More than a century later, most African Americans are living in the cities, the schools are racially integrated by a decision of the Supreme Court and the Civil Rights Movement brought an end to race segregation on Southern public transportation. Yet this nation still has an unquestionable "color-line."

According to the National Urban League's April 6, 2005 report on the social status of African Americans: "gaps [remain] between blacks and whites in economics, housing, education, health, social justice and civic engagement...despite societal progress, the overall status of black Americans is just 73%, compared to the conditions of their white counterparts, marginally unchanged from 2004 index results."

The National Urban League used their percentage numbers as an analysis of the "color-line" and offered a political solution to wipe it out. This sociological thinking leaves out of the struggle the great masses of African Americans who suffer directly from the many forms of racism.

Until the organization of the CIO in the 1930s, there was only a minimal social and political relationship between African-American masses and the white American working class. Before the birth of the CIO, in many areas of this nation the two races were legally separated by enforceable segregation laws and lynching of African Americans happened often.

To escape from this dreadful social situation of segregation and lynching in the South, many African Americans migrated to the North during World War I. Jobs were plentiful there, because the war had stopped the influx of European workers. Ford Motor Co. has an ad in the current THE CRISIS, intimating that they created the Black middle class with their 1913 offer of $5 a day wages aimed at those African-American workers escaping the South.

In just three years, 1914-17, at least 400,000 African Americans quickly organized themselves and went North. Their departure depopulated entire communities in the South. In its extent this movement was without a parallel in American history for it drew African-American inhabitants from places in the South from Florida to Texas.

This migration created new elements in the American culture and also gave a new meaning to the concept of freedom. At the same time, the migration inflamed many white people living outside of the South.

During this Great Migration many areas in the country experienced the "Red Summer of 1919," so called because of the blood in the streets after race riots in 20 cities. African Americans were killed and beaten by white mobs who saw Blacks as a threat to the self perceived white superior social status and economic security.

RACE WAR

The race conflict that exploded in Tulsa, Okla., on the evening of May 31, 1921 was not a race riot but a part of this race war. According to Andrew Meier: "The 1921 Tulsa race riot owes its name to an older American tradition, to the days when white mobs, with the consent of local authorities, dared to rid themselves of their black neighbors. The endeavor was an opportunity 'to run the Negro out of Tulsa'" ("Time is Running Out on Reparations for the Tulsa Race Riot," Financial Times, Feb. 19, 2005).

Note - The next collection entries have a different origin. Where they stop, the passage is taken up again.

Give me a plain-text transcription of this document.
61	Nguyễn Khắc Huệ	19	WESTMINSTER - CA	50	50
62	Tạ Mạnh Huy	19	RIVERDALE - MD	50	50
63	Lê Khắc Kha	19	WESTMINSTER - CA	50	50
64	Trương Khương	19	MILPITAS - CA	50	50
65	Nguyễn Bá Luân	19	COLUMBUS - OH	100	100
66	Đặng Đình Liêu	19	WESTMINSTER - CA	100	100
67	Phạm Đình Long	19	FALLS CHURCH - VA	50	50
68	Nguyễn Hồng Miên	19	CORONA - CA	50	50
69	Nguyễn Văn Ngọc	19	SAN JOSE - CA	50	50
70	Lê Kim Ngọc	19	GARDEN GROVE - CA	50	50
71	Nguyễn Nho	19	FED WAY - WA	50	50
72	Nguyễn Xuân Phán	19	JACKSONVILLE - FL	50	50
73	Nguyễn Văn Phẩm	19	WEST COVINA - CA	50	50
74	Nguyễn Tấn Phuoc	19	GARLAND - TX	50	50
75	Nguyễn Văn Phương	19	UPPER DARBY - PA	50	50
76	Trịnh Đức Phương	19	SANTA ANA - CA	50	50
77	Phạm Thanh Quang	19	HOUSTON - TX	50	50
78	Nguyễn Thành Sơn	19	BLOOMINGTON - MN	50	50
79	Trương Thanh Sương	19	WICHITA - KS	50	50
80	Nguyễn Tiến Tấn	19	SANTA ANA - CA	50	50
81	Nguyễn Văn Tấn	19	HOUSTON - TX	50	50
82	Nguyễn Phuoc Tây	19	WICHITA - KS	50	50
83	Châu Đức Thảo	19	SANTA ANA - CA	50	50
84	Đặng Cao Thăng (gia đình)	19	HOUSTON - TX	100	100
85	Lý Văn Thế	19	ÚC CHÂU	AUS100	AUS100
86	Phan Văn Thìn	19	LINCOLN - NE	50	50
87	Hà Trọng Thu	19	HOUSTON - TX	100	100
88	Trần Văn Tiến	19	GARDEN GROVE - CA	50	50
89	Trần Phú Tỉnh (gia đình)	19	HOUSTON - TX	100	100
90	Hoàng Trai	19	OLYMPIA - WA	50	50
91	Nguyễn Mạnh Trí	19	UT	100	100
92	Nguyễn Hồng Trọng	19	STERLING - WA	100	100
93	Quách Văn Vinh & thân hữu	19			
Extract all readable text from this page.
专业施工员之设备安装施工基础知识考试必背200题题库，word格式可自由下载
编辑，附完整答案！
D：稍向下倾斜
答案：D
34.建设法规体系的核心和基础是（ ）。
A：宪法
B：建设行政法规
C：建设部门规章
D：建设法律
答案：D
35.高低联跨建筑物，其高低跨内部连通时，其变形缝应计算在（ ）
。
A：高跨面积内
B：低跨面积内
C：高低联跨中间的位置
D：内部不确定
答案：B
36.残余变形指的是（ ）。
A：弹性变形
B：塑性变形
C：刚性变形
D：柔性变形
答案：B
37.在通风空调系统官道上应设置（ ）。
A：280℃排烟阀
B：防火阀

The usual way to start race wars in the U.S. is to circulate an allegation that a Negro has sexually assaulted a white woman.

Walter White, the NAACP official who arrived in Tulsa at the height of riot told what he thought happened in an article he wrote for THE NATION. According to White: "A young Black messenger named Dick Rowland called for an elevator in a downtown Tulsa building. The operator, a young white woman named Sarah Page, on finding she had been summoned by a Black man, started the car on its descent when Rowland was only half in. To save himself from injury, Roland threw himself into the car, stepping on the girl's foot in doing so. Page screamed and, when a crowd gathered outside the elevator, claimed she had been attacked. The police arrested Rowland the following day but with little enthusiasm, perhaps because they knew the reputation of his accuser."

Nevertheless, Rowland was charged with rape and the lynching call was sent out. This lynching didn't happen because armed Black men, veterans of the First World War, came out in the streets and cancelled the lynching idea. Those veterans lived in the prosperous African-American Greenwood district of Tulsa.

Tulsa's African-American community would pay a severe price for saving Rowland's life. That great humanitarian deed activated the murderous racists. They thought, if we can't lynch Rowland, we will burn down the prosperous "n----r town" Greenwood.

BURNING OF GREENWOOD

Two weeks after Greenwood was plundered and set on fire by a white mob, the attorney general of the state, during an address to the Tulsa City Club declared: "The cause of this riot was not Tulsa. It might happen anywhere for the Negro is not the same man he was 30 years ago when he was content to plod along his own road and accept the white man as his benefactor."

Tulsa riot survivors are still seeking reparations for the wrongs done them as well as fighting to fully uncover the evidence of the mayhem that befell their community 84 years ago. The continuing race divide reported by the Urban League and the resistance to fully facing up to this country's racist history are part of the same story. The thoroughly racist character of U.S. capitalism is shown in their eagerness to hire African-American labor when they are desperate as well as the continued suppression of the aspirations for full freedom of those same African-American masses. Those aspirations keep resurfacing to push the idea of freedom forward in American history.